A nice exercise is to look across the family and tease apart what's fixed from what's up for debate. The five defining properties above never change. But within those constraints, every paper picks differently on:

Encoder count: 0 (Tuna-2), 1 (Transfusion, Tuna), or 2 decoupled (BAGEL).
Parameter sharing: fully shared (Transfusion, Tuna, Tuna-2) or split via MoT (BAGEL).
Generation space: VAE latent (Transfusion, BAGEL, Tuna) or raw pixels (Tuna-2).
Diffusion parameterization: predict ε (DDPM, Transfusion), predict v (rectified flow, BAGEL/Tuna), predict clean image x (x-prediction, Tuna-2).
Generation head: same Transformer output (Transfusion, BAGEL) or separate DiT-style head (Tuna, Tuna-2).
LLM initialization: from scratch (Transfusion) or pretrained Qwen2.5 (everyone after).

You can imagine combinations not yet explored — e.g., MoT + raw pixels, or x-prediction + VAE latent.
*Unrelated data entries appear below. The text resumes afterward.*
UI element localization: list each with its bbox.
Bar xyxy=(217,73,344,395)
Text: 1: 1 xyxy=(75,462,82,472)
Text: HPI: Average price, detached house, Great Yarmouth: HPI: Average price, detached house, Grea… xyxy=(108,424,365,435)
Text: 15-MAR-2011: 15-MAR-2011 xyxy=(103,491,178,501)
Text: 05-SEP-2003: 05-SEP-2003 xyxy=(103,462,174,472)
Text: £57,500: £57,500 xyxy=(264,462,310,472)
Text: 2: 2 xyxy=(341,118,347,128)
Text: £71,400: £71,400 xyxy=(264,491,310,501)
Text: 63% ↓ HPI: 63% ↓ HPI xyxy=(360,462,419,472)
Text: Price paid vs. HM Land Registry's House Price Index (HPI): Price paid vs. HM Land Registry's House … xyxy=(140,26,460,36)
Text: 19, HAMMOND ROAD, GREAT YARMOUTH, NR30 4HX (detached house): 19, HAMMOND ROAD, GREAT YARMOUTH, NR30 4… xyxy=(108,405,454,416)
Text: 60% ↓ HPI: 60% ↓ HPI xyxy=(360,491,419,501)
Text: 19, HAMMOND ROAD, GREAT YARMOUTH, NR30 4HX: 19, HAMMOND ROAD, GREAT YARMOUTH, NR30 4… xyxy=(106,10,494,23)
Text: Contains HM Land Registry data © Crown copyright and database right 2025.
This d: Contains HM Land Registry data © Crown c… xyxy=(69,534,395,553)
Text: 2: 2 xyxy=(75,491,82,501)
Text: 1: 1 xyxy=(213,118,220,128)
The design space is far from exhausted.

What's not in this family (for contrast)

The boundaries of the family are sharp. These nearby models look superficially similar but break one of the five defining properties:

Model	Why it's not in the family
Chameleon (Meta)	Uses VQ-VAE discrete image tokens. Violates property 4 (continuous representations). Different family: "quantized AR".
Emu3 (BAAI)	Same — discrete image tokens, single-loss next-token prediction over text + image tokens.
Janus / Janus-Pro (DeepSeek)	Discrete image tokens for generation, separate semantic encoder for understanding. Property 4 violated.
Show-o (1.x)	Discrete image tokens with masked generation. Property 4 violated.
MetaQuery (Saining Xie group)	External diffusion module conditioned on LLM-emitted latent tokens. Two separate models. Property 1 violated.
DreamLLM, Emu, NextGPT	Same external-diffuser pattern.
JanusFlow (DeepSeek)	Borderline. Uses rectified flow and joint training, but separate vision encoders with tight latent bottleneck connectors. Closer to a cousin than a member.
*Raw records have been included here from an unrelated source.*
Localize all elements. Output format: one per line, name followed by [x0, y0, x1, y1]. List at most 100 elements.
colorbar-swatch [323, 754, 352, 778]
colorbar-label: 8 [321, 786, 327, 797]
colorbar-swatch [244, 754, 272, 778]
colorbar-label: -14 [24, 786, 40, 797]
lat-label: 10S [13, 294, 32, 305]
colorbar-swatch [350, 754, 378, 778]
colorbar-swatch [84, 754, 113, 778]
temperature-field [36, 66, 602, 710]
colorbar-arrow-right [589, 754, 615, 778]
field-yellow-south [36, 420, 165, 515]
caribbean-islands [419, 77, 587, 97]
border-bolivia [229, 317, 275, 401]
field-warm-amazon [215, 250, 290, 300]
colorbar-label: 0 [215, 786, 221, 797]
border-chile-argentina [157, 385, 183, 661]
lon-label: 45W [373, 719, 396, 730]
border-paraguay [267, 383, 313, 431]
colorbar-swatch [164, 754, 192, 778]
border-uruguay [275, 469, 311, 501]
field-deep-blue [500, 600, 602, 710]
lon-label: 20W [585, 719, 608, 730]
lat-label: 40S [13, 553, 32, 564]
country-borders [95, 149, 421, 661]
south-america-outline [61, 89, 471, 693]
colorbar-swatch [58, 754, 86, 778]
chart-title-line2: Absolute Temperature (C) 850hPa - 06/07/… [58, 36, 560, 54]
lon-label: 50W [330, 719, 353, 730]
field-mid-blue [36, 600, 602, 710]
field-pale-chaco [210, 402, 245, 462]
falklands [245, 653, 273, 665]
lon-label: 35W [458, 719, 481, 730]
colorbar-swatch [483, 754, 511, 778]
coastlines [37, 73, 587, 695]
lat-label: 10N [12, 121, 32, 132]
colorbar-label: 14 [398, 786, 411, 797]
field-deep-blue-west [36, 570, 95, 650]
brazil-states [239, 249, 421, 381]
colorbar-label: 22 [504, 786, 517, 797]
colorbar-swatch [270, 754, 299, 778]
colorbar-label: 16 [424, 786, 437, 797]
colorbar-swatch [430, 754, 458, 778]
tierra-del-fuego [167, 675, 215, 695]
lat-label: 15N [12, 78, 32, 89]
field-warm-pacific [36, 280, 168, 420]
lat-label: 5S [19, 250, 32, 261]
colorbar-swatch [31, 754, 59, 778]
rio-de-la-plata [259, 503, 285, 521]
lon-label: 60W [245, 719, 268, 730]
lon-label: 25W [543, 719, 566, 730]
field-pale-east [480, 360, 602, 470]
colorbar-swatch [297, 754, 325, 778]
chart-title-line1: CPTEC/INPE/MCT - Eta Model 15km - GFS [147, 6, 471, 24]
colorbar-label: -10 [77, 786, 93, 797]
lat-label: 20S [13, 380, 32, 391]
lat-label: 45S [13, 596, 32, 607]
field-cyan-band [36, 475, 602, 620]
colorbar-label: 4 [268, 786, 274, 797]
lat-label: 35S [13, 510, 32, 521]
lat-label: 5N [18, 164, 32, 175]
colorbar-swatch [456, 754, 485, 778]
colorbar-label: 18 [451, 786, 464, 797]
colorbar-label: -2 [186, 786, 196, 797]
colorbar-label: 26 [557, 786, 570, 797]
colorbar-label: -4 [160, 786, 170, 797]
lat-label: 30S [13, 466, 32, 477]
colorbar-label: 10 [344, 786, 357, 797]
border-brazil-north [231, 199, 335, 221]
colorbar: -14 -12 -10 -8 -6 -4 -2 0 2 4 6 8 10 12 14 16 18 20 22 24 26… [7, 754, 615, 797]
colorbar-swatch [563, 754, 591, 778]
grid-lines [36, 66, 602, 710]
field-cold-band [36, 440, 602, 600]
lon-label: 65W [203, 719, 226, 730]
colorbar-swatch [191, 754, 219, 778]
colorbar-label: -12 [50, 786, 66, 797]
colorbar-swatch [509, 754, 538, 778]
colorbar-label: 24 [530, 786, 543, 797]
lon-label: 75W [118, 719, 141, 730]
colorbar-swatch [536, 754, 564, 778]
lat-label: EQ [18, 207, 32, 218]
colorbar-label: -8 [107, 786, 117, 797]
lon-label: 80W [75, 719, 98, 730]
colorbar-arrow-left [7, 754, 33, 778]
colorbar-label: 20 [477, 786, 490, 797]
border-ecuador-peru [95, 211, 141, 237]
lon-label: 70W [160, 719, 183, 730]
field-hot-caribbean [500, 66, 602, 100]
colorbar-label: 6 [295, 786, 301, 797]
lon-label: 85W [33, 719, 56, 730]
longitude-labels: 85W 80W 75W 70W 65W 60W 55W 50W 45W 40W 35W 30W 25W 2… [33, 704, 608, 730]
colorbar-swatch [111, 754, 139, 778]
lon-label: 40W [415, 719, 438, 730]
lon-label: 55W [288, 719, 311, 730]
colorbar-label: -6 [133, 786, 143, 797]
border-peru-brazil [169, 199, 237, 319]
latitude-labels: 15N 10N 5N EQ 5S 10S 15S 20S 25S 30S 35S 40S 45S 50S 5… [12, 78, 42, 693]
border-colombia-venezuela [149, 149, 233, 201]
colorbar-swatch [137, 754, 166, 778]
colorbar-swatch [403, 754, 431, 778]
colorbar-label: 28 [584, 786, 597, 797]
How to read the rest of this directory

The four writeups can be read in any order, but two reading paths make the most sense:

Chronological (the historical path)

Best if you want to watch the design space evolve in real time and see each paper's contribution as a response to its predecessors.

Transfusion (Aug 2024)
BAGEL (May 2025)
Tuna (Dec 2025)
Tuna-2 (Apr 2026)

By complexity (the simplifying path)

Best if you want to start from the most elaborate architecture and watch successive papers strip pieces away.
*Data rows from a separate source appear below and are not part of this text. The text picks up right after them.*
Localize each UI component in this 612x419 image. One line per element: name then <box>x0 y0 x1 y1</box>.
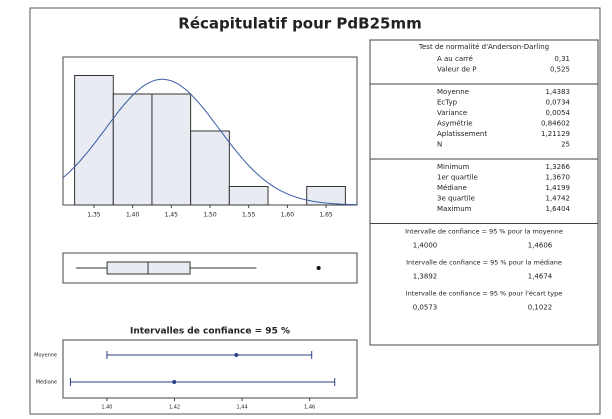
stat-value: 1,3670 <box>546 174 571 182</box>
plot-frame <box>62 339 358 399</box>
bar <box>74 75 114 206</box>
y-tick-label: Médiane <box>36 379 57 386</box>
y-tick-label: Moyenne <box>34 353 57 359</box>
x-tick-label: 1,55 <box>242 212 256 219</box>
bar <box>151 93 192 206</box>
stat-label: Maximum <box>437 205 472 213</box>
stat-value: 25 <box>561 141 570 149</box>
stat-label: Aplatissement <box>437 130 487 138</box>
stat-label: Asymétrie <box>437 120 473 128</box>
stat-label: Médiane <box>437 184 467 192</box>
interval-low: 0,0573 <box>413 304 438 312</box>
stat-value: 1,21129 <box>541 130 570 138</box>
x-tick-label: 1,50 <box>203 212 217 219</box>
x-tick-label: 1,65 <box>319 212 333 219</box>
stat-label: EcTyp <box>437 99 458 107</box>
table-heading: Test de normalité d'Anderson-Darling <box>418 43 549 51</box>
stat-value: 0,0054 <box>546 109 571 117</box>
x-tick-label: 1,46 <box>304 405 315 411</box>
interval-high: 0,1022 <box>528 304 553 312</box>
interval-low: 1,4000 <box>413 242 438 250</box>
point <box>234 353 239 357</box>
bar <box>112 93 153 206</box>
box <box>106 261 191 275</box>
x-tick-label: 1,60 <box>281 212 295 219</box>
stat-value: 0,0734 <box>546 99 571 107</box>
stat-label: N <box>437 141 442 149</box>
stat-label: Variance <box>437 109 467 117</box>
stat-value: 1,6404 <box>546 205 571 213</box>
interval-heading: Intervalle de confiance = 95 % pour la m… <box>405 228 563 236</box>
outlier <box>316 266 321 270</box>
x-tick-label: 1,40 <box>126 212 140 219</box>
bar <box>190 130 230 206</box>
interval-high: 1,4606 <box>528 242 553 250</box>
stat-label: Minimum <box>437 163 470 171</box>
x-tick-label: 1,35 <box>87 212 101 219</box>
x-tick-label: 1,45 <box>165 212 179 219</box>
x-tick-label: 1,42 <box>169 405 180 411</box>
x-tick-label: 1,44 <box>237 405 248 411</box>
stat-value: 0,31 <box>554 55 570 63</box>
interval-high: 1,4674 <box>528 273 553 281</box>
bar <box>306 186 346 206</box>
stat-value: 1,4199 <box>546 184 571 192</box>
interval-low: 1,3892 <box>413 273 438 281</box>
normal-curve <box>62 78 357 206</box>
stat-value: 1,4742 <box>546 195 571 203</box>
interval-title: Intervalles de confiance = 95 % <box>130 327 290 337</box>
x-tick-label: 1,40 <box>101 405 112 411</box>
main-title: Récapitulatif pour PdB25mm <box>178 15 421 33</box>
interval-heading: Intervalle de confiance = 95 % pour l'éc… <box>406 290 562 298</box>
stat-value: 0,525 <box>550 66 570 74</box>
bar <box>228 186 269 206</box>
interval-heading: Intervalle de confiance = 95 % pour la m… <box>406 259 562 267</box>
stat-label: Valeur de P <box>437 66 477 74</box>
stat-label: Moyenne <box>437 88 469 96</box>
point <box>172 380 177 384</box>
stat-value: 1,4383 <box>546 88 571 96</box>
stats-table <box>369 39 599 346</box>
stat-label: A au carré <box>437 55 473 63</box>
stat-label: 3e quartile <box>437 195 475 203</box>
stat-value: 0,84602 <box>541 120 570 128</box>
stat-value: 1,3266 <box>546 163 571 171</box>
stat-label: 1er quartile <box>437 174 478 182</box>
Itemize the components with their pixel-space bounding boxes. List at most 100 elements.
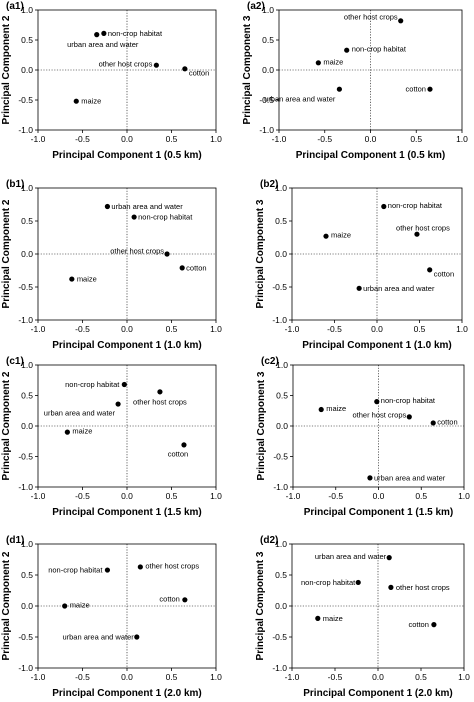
point-label-non-crop-habitat: non-crop habitat bbox=[388, 201, 443, 210]
y-tick-label: 0.0 bbox=[275, 249, 287, 259]
x-tick-label: -1.0 bbox=[285, 324, 300, 334]
y-tick-label: -0.5 bbox=[18, 282, 33, 292]
y-axis-title: Principal Component 2 bbox=[1, 551, 12, 660]
y-tick-label: -1.0 bbox=[18, 315, 33, 325]
x-tick-label: 1.0 bbox=[456, 134, 468, 144]
point-label-other-host-crops: other host crops bbox=[396, 583, 450, 592]
x-axis-title: Principal Component 1 (1.0 km) bbox=[302, 340, 451, 351]
point-non-crop-habitat bbox=[104, 567, 111, 573]
y-axis-title: Principal Component 2 bbox=[1, 15, 12, 124]
panel-a2: -1.0 -0.5 0.0 0.5 1.0 1.0 0.5 0.0 -0.5 -1.0 Princi… bbox=[242, 1, 468, 161]
point-label-urban-area-and-water: urban area and water bbox=[111, 202, 183, 211]
point-other-host-crops bbox=[406, 414, 412, 420]
x-axis-title: Principal Component 1 (0.5 km) bbox=[52, 150, 201, 161]
y-tick-label: 0.0 bbox=[21, 601, 33, 611]
y-tick-label: 1.0 bbox=[275, 539, 287, 549]
y-axis-title: Principal Component 3 bbox=[256, 371, 267, 480]
point-label-maize: maize bbox=[70, 601, 90, 610]
y-tick-label: 0.5 bbox=[262, 35, 274, 45]
x-tick-label: 0.0 bbox=[121, 672, 133, 682]
y-tick-label: -1.0 bbox=[273, 482, 288, 492]
y-tick-label: 1.0 bbox=[21, 539, 33, 549]
x-tick-label: 1.0 bbox=[210, 491, 222, 501]
x-tick-label: 1.0 bbox=[210, 324, 222, 334]
x-tick-label: 1.0 bbox=[458, 491, 470, 501]
point-urban-area-and-water bbox=[336, 86, 342, 92]
y-tick-label: 0.5 bbox=[21, 570, 33, 580]
point-label-maize: maize bbox=[331, 231, 351, 240]
point-urban-area-and-water bbox=[115, 401, 121, 407]
point-label-maize: maize bbox=[72, 427, 92, 436]
x-tick-label: 0.0 bbox=[365, 134, 377, 144]
x-tick-label: 0.0 bbox=[372, 672, 384, 682]
x-tick-label: 0.5 bbox=[410, 134, 422, 144]
point-urban-area-and-water bbox=[367, 475, 373, 481]
point-label-other-host-crops: other host crops bbox=[145, 561, 199, 570]
panel-label: (b2) bbox=[260, 179, 278, 190]
point-other-host-crops bbox=[153, 62, 159, 68]
y-tick-label: 0.0 bbox=[262, 65, 274, 75]
x-axis-title: Principal Component 1 (1.5 km) bbox=[304, 507, 453, 518]
panel-label: (d2) bbox=[260, 535, 278, 546]
point-urban-area-and-water bbox=[94, 31, 100, 38]
y-tick-label: 0.0 bbox=[21, 421, 33, 431]
y-tick-label: -0.5 bbox=[272, 282, 287, 292]
point-label-maize: maize bbox=[81, 97, 101, 106]
y-tick-label: -0.5 bbox=[18, 95, 33, 105]
point-non-crop-habitat bbox=[374, 399, 380, 405]
x-tick-label: 1.0 bbox=[210, 134, 222, 144]
point-maize bbox=[315, 615, 321, 622]
x-axis-title: Principal Component 1 (1.0 km) bbox=[52, 340, 201, 351]
point-label-urban-area-and-water: urban area and water bbox=[44, 409, 116, 418]
point-label-non-crop-habitat: non-crop habitat bbox=[138, 213, 193, 222]
panel-label: (b1) bbox=[6, 179, 24, 190]
y-tick-label: 0.5 bbox=[276, 391, 288, 401]
x-tick-label: -0.5 bbox=[75, 134, 90, 144]
y-tick-label: 1.0 bbox=[21, 360, 33, 370]
point-cotton bbox=[182, 66, 188, 72]
point-label-other-host-crops: other host crops bbox=[133, 397, 187, 406]
point-label-non-crop-habitat: non-crop habitat bbox=[352, 45, 407, 54]
y-tick-label: 1.0 bbox=[21, 5, 33, 15]
x-tick-label: -1.0 bbox=[272, 134, 287, 144]
x-tick-label: 0.5 bbox=[166, 134, 178, 144]
point-label-cotton: cotton bbox=[189, 68, 209, 77]
point-label-other-host-crops: other host crops bbox=[110, 247, 164, 256]
x-tick-label: 0.0 bbox=[121, 491, 133, 501]
x-tick-label: 0.0 bbox=[121, 134, 133, 144]
x-tick-label: -0.5 bbox=[75, 491, 90, 501]
point-label-urban-area-and-water: urban area and water bbox=[264, 95, 336, 104]
y-axis-title: Principal Component 3 bbox=[242, 15, 253, 124]
panel-b1: -1.0 -0.5 0.0 0.5 1.0 1.0 0.5 0.0 -0.5 -1.0 Princi… bbox=[1, 179, 222, 351]
x-tick-label: 0.5 bbox=[166, 324, 178, 334]
point-other-host-crops bbox=[388, 584, 394, 591]
point-label-urban-area-and-water: urban area and water bbox=[315, 552, 387, 561]
panel-d1: -1.0 -0.5 0.0 0.5 1.0 1.0 0.5 0.0 -0.5 -1.0 Princi… bbox=[1, 535, 222, 699]
x-tick-label: -0.5 bbox=[327, 324, 342, 334]
y-tick-label: -1.0 bbox=[18, 125, 33, 135]
point-label-cotton: cotton bbox=[434, 269, 454, 278]
x-tick-label: -0.5 bbox=[328, 491, 343, 501]
y-tick-label: 0.0 bbox=[276, 421, 288, 431]
point-maize bbox=[62, 603, 68, 609]
point-label-other-host-crops: other host crops bbox=[99, 60, 153, 69]
y-tick-label: -0.5 bbox=[18, 632, 33, 642]
point-cotton bbox=[431, 622, 437, 628]
x-tick-label: 0.0 bbox=[373, 491, 385, 501]
point-label-other-host-crops: other host crops bbox=[396, 224, 450, 233]
x-tick-label: -1.0 bbox=[286, 491, 301, 501]
panel-label: (c1) bbox=[6, 356, 24, 367]
y-tick-label: -0.5 bbox=[18, 452, 33, 462]
point-cotton bbox=[427, 86, 433, 92]
point-cotton bbox=[430, 420, 436, 426]
x-tick-label: 0.5 bbox=[414, 324, 426, 334]
y-tick-label: 0.5 bbox=[21, 216, 33, 226]
y-tick-label: -1.0 bbox=[259, 125, 274, 135]
panel-d2: -1.0 -0.5 0.0 0.5 1.01.00.50.0-0.5-1.0Princi… bbox=[255, 535, 470, 699]
point-label-cotton: cotton bbox=[437, 417, 457, 426]
y-tick-label: -0.5 bbox=[272, 632, 287, 642]
y-tick-label: 1.0 bbox=[21, 183, 33, 193]
y-axis-title: Principal Component 3 bbox=[255, 199, 266, 308]
y-tick-label: -1.0 bbox=[272, 315, 287, 325]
BAGEL — most machinery (MoT + 2 encoders + 14B params)
Tuna — drops MoT, consolidates to 1 cascaded encoder
Transfusion — back to fully shared params, 1 simple VAE
Tuna-2 — drops the encoder entirely, raw pixels in and out

Each writeup is structured the same way: a one-line idea, the design space context, an architecture walkthrough, a concrete tensor flow with example shapes, a per-block detail, and a comparison to the rest of the family.

The Transfusion family is a single research conversation playing out across four papers. Each paper is making a sharp claim — adding or (more often) removing machinery — about what's actually necessary in the recipe. The argument isn't settled, and the open questions sit right at the disputed parameters above.